A furious Donald Murphy, deputy director of the National Park Service, accused Chambers of improperly "making public remarks regarding security on the Federal mall, and in parks and on the parkways in the Washington, D.C., metropolitan area."

He also accused Chambers of improperly disclosing confidential budget deliberations. And he blasted Chambers for insubordination -- "failure to carry out a superviser's instructions," his memo said.

"I believe that your misconduct has caused irreparable injury to our professional relationship," Murphy said in a memo announcing his intent to fire Chambers. "It is impossible for me to continue to work with you challenge my authority and display behavior that establishes that you are unwilling to follow the chain of command associated with the NPS."
Chambers is fighting the effort to fire her, claiming protection under the First Amendment and the Whistleblower Protection Act, which shields employees who disclose "a substantial and specific danger to public health or safety."

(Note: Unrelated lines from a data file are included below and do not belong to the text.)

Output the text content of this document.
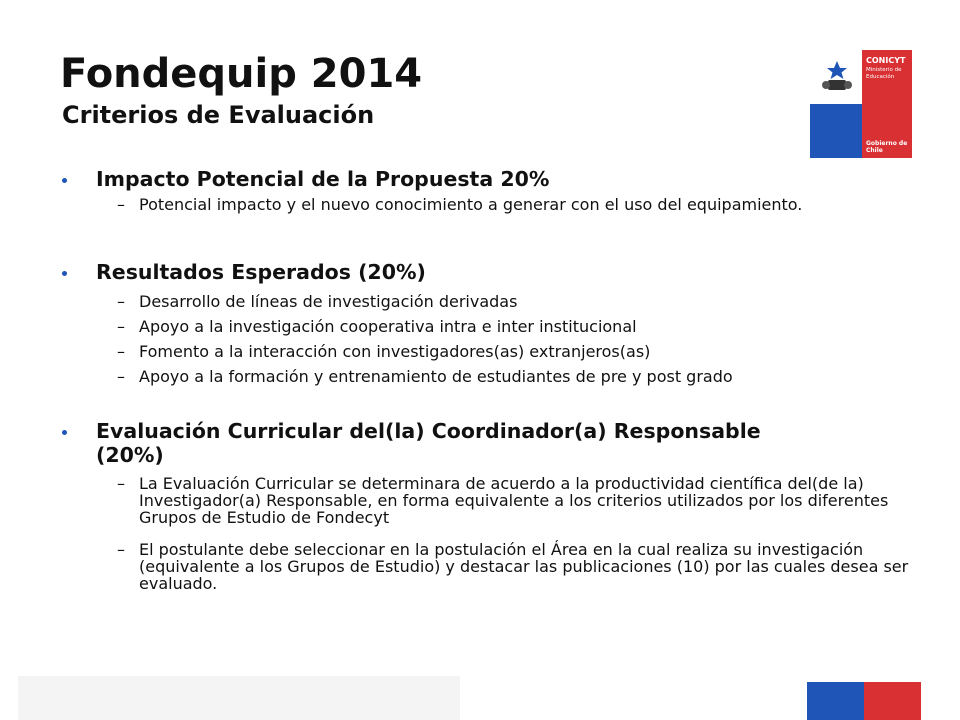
Fondequip 2014
Criterios de Evaluación
CONICYT
Ministerio de
Educación
Gobierno de Chile
Impacto Potencial de la Propuesta 20%
– Potencial impacto y el nuevo conocimiento a generar con el uso del equipamiento.

Resultados Esperados (20%)
– Desarrollo de líneas de investigación derivadas

– Apoyo a la investigación cooperativa intra e inter institucional

– Fomento a la interacción con investigadores(as) extranjeros(as)

– Apoyo a la formación y entrenamiento de estudiantes de pre y post grado

Evaluación Curricular del(la) Coordinador(a) Responsable (20%)
– La Evaluación Curricular se determinara de acuerdo a la productividad científica del(de la) Investigador(a) Responsable, en forma equivalente a los criterios utilizados por los diferentes Grupos de Estudio de Fondecyt

– El postulante debe seleccionar en la postulación el Área en la cual realiza su investigación (equivalente a los Grupos de Estudio) y destacar las publicaciones (10) por las cuales desea ser evaluado.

Several members of Congress have questioned her firing as well.

Meantime, the absence of fixed leadership at the U.S. Park Police leaves the nation vulnerable, PEER said.

"What a ridiculous way to run a railroad," said PEER Executive Director Jeff Ruch. [It is important to note that Ruch's group is fighting for Chambers' reinstatement.]

"By continuing to dither, the leadership in the Department of Interior is guilty of gross management malpractice," Ruch said in a press release.

Public Employees for Environmental Responsibility describes itself as a private, non-profit organization that "protects the government employees who protect our environment." PEER says it "promotes environmental ethics and government accountability."

The U.S. Park Police, the oldest uniformed federal police force, is responsible for safeguarding the National Mall, national monuments such as the Statue of Liberty, the Golden Gate Bridge, as well as monuments, parks and parkways in the D.C. metropolitan area.